Aquella invulnerabilidad le permitía oponer a la impertinencia de su compañero más joven una camaradería amistosa cuyos motivos no se podía explicar Ulrich. Al mismo Ulrich no le convenía desairar mucho a su enemigo, pues se había propuesto no volver a las bajas e indigna aventuras que tanto habían abundado en su pasado, y los progresos que observaba entre Arnheim y Diotima proporcionaban a su propósito mayor constancia. Por eso dirigía la punta de sus ataques como la de un florete que cede cimbreante, revestida de una pequeña funda para atenuar gentilmente el golpe. Esta comparación se debía a Diotima. Era de admirar lo que le ocurría con su primo. El rostro con su clara frente, su pecho de tranquila respiración, la libre agilidad de todos sus miembros le revelaban a ella que difícilmente aquel cuerpo podría albergar apremios maliciosos, tortuosos, lascivos; tampoco ella dejaba de sentir cierto orgullo por la buena cualidad de aquel miembro de su familia y, ya al comienzo de sus relaciones, había decidido ponerle bajo su dirección. Si él hubiera tenido pelo negro, hombros bajos, piel pegajosa y frente estrecha, Diotima hubiera dicho que era tal como ella se lo imaginaba; pero por no ser así en la realidad, le sorprendía un cierto contraste entre su idea y el aspecto real, cosa que le causaba una inquietud inexplicable. Las antenas de su famosa intuición buscaban en vano los motivos, pero esta búsqueda a ella le resultaba placentera. En cierto sentido, no muy serio naturalmente, le agradaba más entretenerse con Ulrich que con Arnheim. Con Ulrich colmaba mejor la necesidad de percibir su superioridad, se sentía más dueña de sí misma y lo que consideraba en él frivolidad, extravagancia o falta de madurez le proporcionaba una cierta satisfacción que compensaba su idealismo cada día más peligroso, viéndolo crecer caprichosamente en sus sentimientos en relación con Arnheim. El alma es una cosa muy seria; el materialismo, sin embargo, es risueño. La regulación de sus contactos con Arnheim exigía de ella tantos esfuerzos como su salón y el menosprecio respecto a Ulrich le aliviaba la vida. Diotima no se comprendía a sí misma, pero comprobaba este influjo y ello le permitía, cuando se enojaba con su primo por alguna de sus observaciones, dirigirle una mirada de reojo equivalente a una débil sonrisa dibujada en un ángulo del ojo idealísticamente inmóvil y despreciativo.
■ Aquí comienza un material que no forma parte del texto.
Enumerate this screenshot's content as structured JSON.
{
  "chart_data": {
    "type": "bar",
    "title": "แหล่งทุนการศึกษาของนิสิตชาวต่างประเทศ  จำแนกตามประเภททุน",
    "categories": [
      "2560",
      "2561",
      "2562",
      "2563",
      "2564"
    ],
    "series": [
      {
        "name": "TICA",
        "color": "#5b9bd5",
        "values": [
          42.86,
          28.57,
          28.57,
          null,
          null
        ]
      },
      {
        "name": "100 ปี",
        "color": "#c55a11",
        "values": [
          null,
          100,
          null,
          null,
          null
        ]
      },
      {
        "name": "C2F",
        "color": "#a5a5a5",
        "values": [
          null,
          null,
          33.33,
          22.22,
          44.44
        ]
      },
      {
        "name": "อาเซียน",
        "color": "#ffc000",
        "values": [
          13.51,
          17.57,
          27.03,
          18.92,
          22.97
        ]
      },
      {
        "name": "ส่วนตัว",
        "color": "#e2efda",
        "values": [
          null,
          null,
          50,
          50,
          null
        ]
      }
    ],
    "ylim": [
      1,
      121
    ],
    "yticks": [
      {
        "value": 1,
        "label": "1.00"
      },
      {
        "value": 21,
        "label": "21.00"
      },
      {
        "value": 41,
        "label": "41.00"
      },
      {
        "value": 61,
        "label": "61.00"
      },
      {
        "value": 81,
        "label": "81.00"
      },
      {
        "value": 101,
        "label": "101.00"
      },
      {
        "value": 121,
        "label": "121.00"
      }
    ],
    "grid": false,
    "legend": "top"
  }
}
De todos modos, cualesquiera que fueran los motivos, Diotima y Arnheim se conducían con Ulrich como dos luchadores que se apoyan en un tercero y al que ponen como fiador de su miedo alterno. Tal situación no estaba libre de peligros para él, pues Diotima dio vida a la pregunta: ¿Debe la persona actuar de acuerdo con su propio cuerpo o no?